A movie buff and avid reader, when Goldie is not in the comfort of her home, she is making good music at the Kennis Music Studio. Though a nocturnal person, you can hardly find Goldie at Night clubs because she believes in channelling such hours into creative engagements.
Goldie is an ambassador of Project Alert, a world renowned not for profit organisation aimed at advocating Zero tolerance to all forms of violence against women and young girls. This rare honour was bestowed upon her after the president of the organisation saw all the charity works she had been doing on her own.

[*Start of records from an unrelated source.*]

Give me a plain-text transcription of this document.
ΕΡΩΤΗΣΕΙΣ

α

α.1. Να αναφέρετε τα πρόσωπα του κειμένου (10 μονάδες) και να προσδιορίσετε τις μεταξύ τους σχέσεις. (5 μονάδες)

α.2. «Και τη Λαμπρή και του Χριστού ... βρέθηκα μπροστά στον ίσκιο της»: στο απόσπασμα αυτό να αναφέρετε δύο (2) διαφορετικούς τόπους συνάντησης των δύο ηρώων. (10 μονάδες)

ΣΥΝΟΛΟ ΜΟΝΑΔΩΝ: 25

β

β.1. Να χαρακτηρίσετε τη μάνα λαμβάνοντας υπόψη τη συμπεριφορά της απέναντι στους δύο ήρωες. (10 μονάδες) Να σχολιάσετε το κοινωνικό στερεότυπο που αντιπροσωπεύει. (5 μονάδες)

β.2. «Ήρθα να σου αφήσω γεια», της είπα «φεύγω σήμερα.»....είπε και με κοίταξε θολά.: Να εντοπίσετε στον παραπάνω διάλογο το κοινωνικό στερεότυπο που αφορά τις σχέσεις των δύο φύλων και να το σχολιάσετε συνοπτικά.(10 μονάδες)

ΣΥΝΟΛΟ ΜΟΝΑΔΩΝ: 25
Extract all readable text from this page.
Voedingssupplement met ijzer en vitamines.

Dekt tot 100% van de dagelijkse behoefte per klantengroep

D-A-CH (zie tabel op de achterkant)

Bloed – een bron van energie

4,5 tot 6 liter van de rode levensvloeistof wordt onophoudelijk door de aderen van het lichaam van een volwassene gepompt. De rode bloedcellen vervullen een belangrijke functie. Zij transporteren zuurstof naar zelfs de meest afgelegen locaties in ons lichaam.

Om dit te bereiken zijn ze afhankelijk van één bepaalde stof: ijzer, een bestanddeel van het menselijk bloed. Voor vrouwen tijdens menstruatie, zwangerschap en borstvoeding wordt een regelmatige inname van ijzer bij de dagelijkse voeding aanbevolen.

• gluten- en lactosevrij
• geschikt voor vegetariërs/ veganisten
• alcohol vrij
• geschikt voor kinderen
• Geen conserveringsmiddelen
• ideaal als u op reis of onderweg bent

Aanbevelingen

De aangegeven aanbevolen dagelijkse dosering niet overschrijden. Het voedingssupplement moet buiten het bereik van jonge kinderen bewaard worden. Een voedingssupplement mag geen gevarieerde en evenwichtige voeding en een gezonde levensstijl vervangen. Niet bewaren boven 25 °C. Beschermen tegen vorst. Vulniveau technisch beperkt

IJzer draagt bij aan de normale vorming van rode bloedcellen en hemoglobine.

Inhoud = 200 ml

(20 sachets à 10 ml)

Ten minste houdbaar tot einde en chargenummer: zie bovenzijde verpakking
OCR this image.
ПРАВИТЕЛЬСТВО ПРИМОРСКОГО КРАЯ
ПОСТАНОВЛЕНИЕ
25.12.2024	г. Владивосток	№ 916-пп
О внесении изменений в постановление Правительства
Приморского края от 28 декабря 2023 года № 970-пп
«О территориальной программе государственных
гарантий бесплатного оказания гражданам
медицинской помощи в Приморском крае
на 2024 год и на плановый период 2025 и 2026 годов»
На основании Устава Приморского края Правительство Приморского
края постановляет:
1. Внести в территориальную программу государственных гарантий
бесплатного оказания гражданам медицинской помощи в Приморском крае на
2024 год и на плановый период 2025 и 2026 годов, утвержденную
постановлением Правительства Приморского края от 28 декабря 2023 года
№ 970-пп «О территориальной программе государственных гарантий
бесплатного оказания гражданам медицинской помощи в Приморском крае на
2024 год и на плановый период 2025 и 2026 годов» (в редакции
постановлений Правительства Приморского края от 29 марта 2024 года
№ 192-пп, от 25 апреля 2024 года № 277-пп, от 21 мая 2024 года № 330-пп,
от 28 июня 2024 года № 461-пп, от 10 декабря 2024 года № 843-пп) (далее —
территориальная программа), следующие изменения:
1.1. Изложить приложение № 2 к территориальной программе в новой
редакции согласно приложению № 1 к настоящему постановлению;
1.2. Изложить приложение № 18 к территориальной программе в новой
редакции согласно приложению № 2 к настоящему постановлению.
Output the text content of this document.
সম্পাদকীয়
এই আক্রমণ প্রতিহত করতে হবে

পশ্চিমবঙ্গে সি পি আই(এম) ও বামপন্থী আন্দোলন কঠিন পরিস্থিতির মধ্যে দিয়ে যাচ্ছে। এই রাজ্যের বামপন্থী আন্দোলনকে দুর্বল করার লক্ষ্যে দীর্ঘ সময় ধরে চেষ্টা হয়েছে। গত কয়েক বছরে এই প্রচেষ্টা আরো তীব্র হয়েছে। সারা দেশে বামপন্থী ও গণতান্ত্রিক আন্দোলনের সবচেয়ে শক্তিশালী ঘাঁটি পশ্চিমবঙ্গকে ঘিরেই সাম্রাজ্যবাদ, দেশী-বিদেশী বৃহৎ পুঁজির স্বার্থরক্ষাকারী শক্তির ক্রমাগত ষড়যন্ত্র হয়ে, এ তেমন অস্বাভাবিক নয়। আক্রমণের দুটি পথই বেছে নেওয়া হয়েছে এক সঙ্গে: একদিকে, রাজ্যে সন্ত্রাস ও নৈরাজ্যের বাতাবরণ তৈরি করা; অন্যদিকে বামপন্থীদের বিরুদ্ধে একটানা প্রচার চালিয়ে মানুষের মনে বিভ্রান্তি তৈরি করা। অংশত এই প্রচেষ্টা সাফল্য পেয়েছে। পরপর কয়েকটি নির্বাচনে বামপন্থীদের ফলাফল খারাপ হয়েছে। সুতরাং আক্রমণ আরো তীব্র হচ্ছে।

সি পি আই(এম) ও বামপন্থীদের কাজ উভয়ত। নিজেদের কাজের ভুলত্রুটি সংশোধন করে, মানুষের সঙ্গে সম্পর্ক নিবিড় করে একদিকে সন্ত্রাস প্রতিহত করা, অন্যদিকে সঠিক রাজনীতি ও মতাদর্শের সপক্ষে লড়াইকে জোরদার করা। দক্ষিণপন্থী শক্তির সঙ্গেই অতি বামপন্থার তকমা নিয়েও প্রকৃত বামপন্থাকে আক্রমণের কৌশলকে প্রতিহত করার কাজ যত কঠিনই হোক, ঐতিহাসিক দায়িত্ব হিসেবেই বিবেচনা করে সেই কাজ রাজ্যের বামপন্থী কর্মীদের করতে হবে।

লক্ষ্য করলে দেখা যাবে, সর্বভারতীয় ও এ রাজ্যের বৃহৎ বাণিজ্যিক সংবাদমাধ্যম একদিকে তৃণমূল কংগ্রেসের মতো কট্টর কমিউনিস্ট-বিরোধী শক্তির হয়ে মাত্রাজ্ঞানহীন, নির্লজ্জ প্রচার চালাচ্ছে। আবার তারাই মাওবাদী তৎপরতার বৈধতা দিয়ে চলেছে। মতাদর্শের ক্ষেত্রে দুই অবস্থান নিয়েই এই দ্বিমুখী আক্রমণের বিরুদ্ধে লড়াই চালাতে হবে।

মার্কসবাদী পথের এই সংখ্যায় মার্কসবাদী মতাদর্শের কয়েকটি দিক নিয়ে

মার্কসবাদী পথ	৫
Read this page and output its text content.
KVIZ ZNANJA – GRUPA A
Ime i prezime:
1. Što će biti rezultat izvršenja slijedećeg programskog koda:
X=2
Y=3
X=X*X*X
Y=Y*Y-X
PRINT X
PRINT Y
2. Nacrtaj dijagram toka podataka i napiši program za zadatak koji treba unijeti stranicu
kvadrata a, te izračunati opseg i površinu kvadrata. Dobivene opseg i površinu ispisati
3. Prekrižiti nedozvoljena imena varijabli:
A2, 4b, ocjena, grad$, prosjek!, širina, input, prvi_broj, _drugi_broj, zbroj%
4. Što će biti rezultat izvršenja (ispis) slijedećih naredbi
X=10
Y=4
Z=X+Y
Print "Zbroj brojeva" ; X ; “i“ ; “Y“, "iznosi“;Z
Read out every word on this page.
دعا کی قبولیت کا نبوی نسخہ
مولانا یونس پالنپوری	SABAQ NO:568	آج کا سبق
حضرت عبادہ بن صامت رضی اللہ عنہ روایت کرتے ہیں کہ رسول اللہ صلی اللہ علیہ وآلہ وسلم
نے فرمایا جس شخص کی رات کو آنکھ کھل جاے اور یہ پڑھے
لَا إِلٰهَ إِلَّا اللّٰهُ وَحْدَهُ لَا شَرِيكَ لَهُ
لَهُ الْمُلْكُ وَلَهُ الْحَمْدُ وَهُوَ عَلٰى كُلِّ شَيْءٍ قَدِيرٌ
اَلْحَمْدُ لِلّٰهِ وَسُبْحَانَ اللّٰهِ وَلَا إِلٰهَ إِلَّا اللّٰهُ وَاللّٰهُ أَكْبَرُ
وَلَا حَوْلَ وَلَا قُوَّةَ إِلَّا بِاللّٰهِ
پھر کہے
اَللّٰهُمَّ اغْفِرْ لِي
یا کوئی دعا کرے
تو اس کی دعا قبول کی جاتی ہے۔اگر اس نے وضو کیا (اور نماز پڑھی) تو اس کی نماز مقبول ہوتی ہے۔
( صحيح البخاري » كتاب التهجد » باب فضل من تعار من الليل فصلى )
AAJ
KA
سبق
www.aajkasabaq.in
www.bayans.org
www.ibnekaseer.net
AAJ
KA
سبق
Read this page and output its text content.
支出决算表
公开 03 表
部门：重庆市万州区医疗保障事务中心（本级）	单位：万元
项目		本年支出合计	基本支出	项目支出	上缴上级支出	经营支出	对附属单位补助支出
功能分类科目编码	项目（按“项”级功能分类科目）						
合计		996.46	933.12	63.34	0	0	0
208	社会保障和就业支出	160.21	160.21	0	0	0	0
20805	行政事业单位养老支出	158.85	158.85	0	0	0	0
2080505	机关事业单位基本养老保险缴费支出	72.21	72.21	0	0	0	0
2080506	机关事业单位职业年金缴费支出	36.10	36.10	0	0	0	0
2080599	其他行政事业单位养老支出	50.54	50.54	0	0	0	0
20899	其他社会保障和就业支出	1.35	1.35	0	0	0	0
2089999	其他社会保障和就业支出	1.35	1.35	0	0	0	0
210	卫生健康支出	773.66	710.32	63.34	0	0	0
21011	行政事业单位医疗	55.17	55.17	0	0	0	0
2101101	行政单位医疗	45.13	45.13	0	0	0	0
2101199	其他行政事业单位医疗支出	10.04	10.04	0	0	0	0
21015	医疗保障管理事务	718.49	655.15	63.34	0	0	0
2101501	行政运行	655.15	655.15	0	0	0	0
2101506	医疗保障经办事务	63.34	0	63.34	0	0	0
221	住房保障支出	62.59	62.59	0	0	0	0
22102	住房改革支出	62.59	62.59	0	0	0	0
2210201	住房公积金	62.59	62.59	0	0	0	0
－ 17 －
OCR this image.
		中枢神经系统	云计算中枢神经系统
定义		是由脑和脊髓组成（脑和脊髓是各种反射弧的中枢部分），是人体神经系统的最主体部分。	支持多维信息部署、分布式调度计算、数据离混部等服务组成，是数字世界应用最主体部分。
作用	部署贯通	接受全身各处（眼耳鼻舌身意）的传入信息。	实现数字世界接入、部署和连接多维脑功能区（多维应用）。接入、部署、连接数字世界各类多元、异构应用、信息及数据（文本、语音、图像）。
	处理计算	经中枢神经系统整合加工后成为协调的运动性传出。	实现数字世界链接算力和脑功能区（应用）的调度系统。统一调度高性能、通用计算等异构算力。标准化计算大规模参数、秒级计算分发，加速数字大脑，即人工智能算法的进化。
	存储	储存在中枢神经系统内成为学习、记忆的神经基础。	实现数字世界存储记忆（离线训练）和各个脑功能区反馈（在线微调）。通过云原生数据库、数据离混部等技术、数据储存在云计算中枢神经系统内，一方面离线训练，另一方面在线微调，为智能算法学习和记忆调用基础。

Goldie has so far in the past year nabbed a total of ten (10 awards) including Exquisite Lady of the year (ELOY) Best Female Artiste award and City People Best Female Artiste of the year… She has also been inducted as a Federal Celebrity Special Marshal alongside other notable Nigerian Celebrities. The Law Students Society of the Obafemi Awolowo University (O.A.U) recently issued her an Award for Musical Excellence under the category of Best Female Artiste of the Year. She has also been conferred a United Nations Youth Ambassador for Peace by the Federal Government.
Having won all the major awards on the African continent, headlined major events within and outside the continent, hosted sold-out tours, Goldie is not just a name but a brand that have since carved a niche for herself as a leading African Female pop Diva.
Goldie became the final celebrity to exit the BBA7 star game house in 2012 as the 3rd runner up.
The video for SAY MY NAME received BEST POP COSTUME at the Nigerian Music Video Awards (NMVA) in December 2012. She was also honoured with a SPECIAL RECOGNITION AWARD at Top Naija music awards same month.
Queen G is currently working on a Continental-wide musical project titled THE AFRICA INVASION ALBUM. The first 3 hits off the Naughty Singles compilation; SKIBOBO featuring AY (Tanzania), MILIKI featuring NAVIO (Uganda), and GIVE IT TO ME featuring J MARTINS (Nigeria), have all recorded massive downloads worldwide.